Processing 0Processing 3Processing 1Processing 2



Processing 4Processing 6Processing 7
Processing 8
Processing 9

Processing 10
Processing 11
Processing 12

Processing 14Processing 13Processing 15
Processing 5
Processing 16
Processing 17


Processing 18
Processing 19
My result list [2, 0, 3, 1, 4, 6, 7, 8, 9, 10, 11, 12, 14, 13, 5, 16, 17, 15, 18, 19]


# Multi processing and random numbers

### One needs to be careful with random number generation and multi processing, as we could be using the same random number twice

In [16]:
import numpy as np
import random
number_of_threads=4
pool = ProcessPoolExecutor(number_of_threads)

def Foo_np(seed=None):
    return np.random.uniform(0, 1)

results=pool.map(Foo_np, range(20))
for result in results:
    print(result)

0.408061032115131
0.408061032115131
0.408061032115131
0.408061032115131
0.6096351815323336
0.5753350473409706
0.6096351815323336
0.6096351815323336
0.6096351815323336
0.9928851053867359
0.5753350473409706
0.5753350473409706
0.5753350473409706
0.6811398943987135
0.9928851053867359
0.4997081962297416
0.9928851053867359
0.6296222884818174
0.9928851053867359
0.6811398943987135


### One needs to provide the random seed explicitly

In [17]:
import numpy as np
import random
number_of_threads=4
pool = ProcessPoolExecutor(number_of_threads)

def Foo_np(seed=None):
    np.random.seed(seed)
    return np.random.uniform(0, 1, 1)

results=pool.map(Foo_np, range(20))
for result in results:
    print(result)

[0.5488135]
[0.417022]
[0.4359949]
[0.5507979]
[0.96702984]
[0.22199317]
[0.89286015]
[0.07630829]
[0.8734294]
[0.01037415]
[0.77132064]
[0.18026969]
[0.15416284]
[0.77770241]
[0.51394334]
[0.8488177]
[0.22329108]
[0.294665]
[0.65037424]
[0.0975336]


# A simple Monte Carlo example: computing Pi

In [18]:
def compute_pi_python(num_sim,seed):
    np.random.seed(seed)
    x=2.0*(np.random.random(size=num_sim)-0.5)# np.random.random returns U[0,1] so we reescale it to U[-1,1]
    y=2.0*(np.random.random(size=num_sim)-0.5)

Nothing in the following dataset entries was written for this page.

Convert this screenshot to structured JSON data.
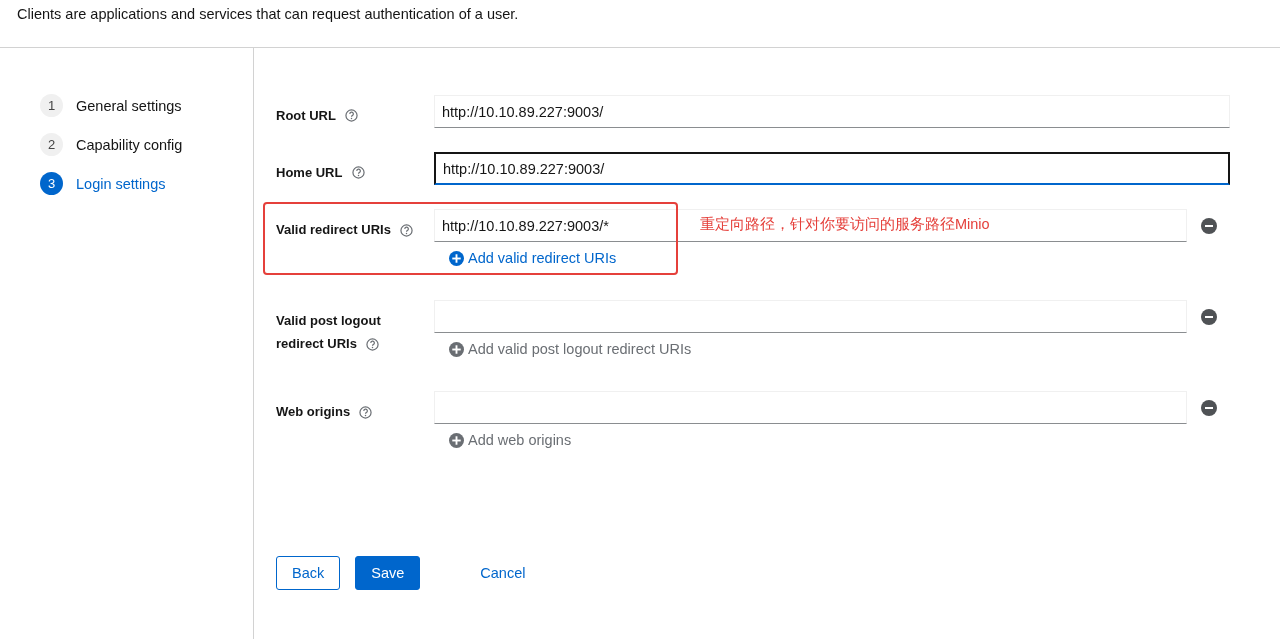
{
  "page": {
    "description": "Clients are applications and services that can request authentication of a user."
  },
  "steps": [
    {
      "number": "1",
      "label": "General settings",
      "selected": false
    },
    {
      "number": "2",
      "label": "Capability config",
      "selected": false
    },
    {
      "number": "3",
      "label": "Login settings",
      "selected": true
    }
  ],
  "fields": [
    {
      "kind": "single",
      "label": "Root URL",
      "value": "http://10.10.89.227:9003/",
      "focused": false
    },
    {
      "kind": "single",
      "label": "Home URL",
      "value": "http://10.10.89.227:9003/",
      "focused": true
    },
    {
      "kind": "multi",
      "label": "Valid redirect URIs",
      "value": "http://10.10.89.227:9003/*",
      "add_label": "Add valid redirect URIs",
      "add_enabled": true,
      "annotation": "重定向路径，针对你要访问的服务路径Minio"
    },
    {
      "kind": "multi",
      "label": "Valid post logout redirect URIs",
      "add_label": "Add valid post logout redirect URIs",
      "add_enabled": false
    },
    {
      "kind": "multi",
      "label": "Web origins",
      "add_label": "Add web origins",
      "add_enabled": false
    }
  ],
  "buttons": [
    {
      "kind": "secondary",
      "label": "Back"
    },
    {
      "kind": "primary",
      "label": "Save"
    },
    {
      "kind": "link",
      "label": "Cancel"
    }
  ]
}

    inside=np.sum(x*x+y*y<=1)
    
    
    pi=inside/num_sim*4

    return pi

In [19]:
num_sim=10000000

In [20]:
%timeit compute_pi_python(num_sim,0)

441 ms ± 125 ms per loop (mean ± std. dev. of 7 runs, 1 loop each)


In [21]:
compute_pi_python(num_sim,0)

3.14129

In [22]:
import numpy as np
import random
number_of_threads=4 
def parallel_compute_pi_python(number_of_threads,num_sim):
    pool = ProcessPoolExecutor(number_of_threads)

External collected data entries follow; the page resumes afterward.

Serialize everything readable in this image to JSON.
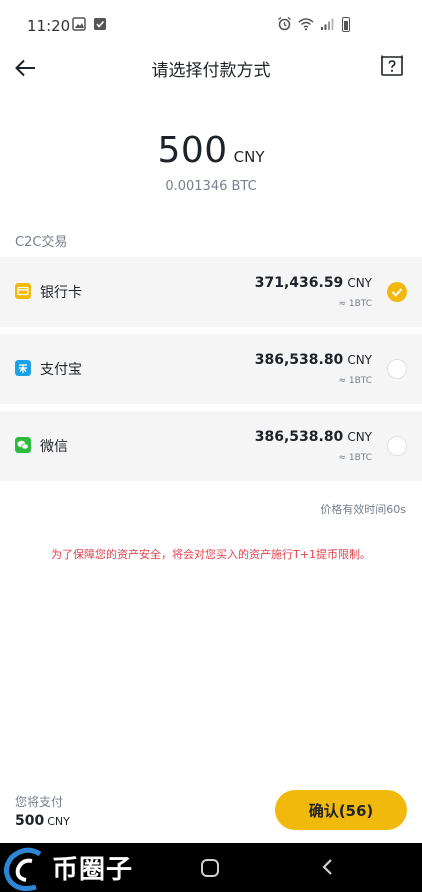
{
  "status_bar": {
    "time": "11:20"
  },
  "header": {
    "title": "请选择付款方式"
  },
  "amount": {
    "value": "500",
    "unit": "CNY",
    "btc": "0.001346 BTC"
  },
  "section": {
    "label": "C2C交易"
  },
  "payment_methods": [
    {
      "name": "银行卡",
      "price": "371,436.59",
      "unit": "CNY",
      "sub": "≈ 1BTC",
      "selected": true,
      "icon": "bank-card-icon",
      "icon_color": "#f0b90b"
    },
    {
      "name": "支付宝",
      "price": "386,538.80",
      "unit": "CNY",
      "sub": "≈ 1BTC",
      "selected": false,
      "icon": "alipay-icon",
      "icon_color": "#1aa1e6"
    },
    {
      "name": "微信",
      "price": "386,538.80",
      "unit": "CNY",
      "sub": "≈ 1BTC",
      "selected": false,
      "icon": "wechat-icon",
      "icon_color": "#2dbb3e"
    }
  ],
  "validity": "价格有效时间60s",
  "notice": "为了保障您的资产安全，将会对您买入的资产施行T+1提币限制。",
  "footer": {
    "pay_label": "您将支付",
    "pay_amount": "500",
    "pay_unit": "CNY",
    "confirm_label": "确认(56)"
  },
  "watermark": {
    "text": "币圈子"
  },
  "colors": {
    "accent": "#f0b90b",
    "notice": "#e0444f",
    "muted": "#76808f"
  }
}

    results=pool.map(compute_pi_python,[int(num_sim/number_of_threads)]*number_of_threads, range(number_of_threads))
    MC_mean=0
    for result in results:
        MC_mean+=result
    return MC_mean/number_of_threads

In [23]:
parallel_compute_pi_python(4,num_sim)

3.1413320000000002

In [24]:
%timeit parallel_compute_pi_python(4,num_sim)

164 ms ± 8.8 ms per loop (mean ± std. dev. of 7 runs, 10 loops each)


### Remark 1: For multithreading to start to be noticeable the Monte Carlo simulation needs to be heavy as setting up the process pool adds overhead

### Remark 2: We have made the oversimplication of changing the random seed arbitrarily in each process. This could cause that a sequence of random variables could be repeated accross processes and generate correlation. For the single process and multi-process approach to agree on the estimate one would need to set the correct seed on each process. This topic is outside the scope of this course, but one needs to be very careful with this!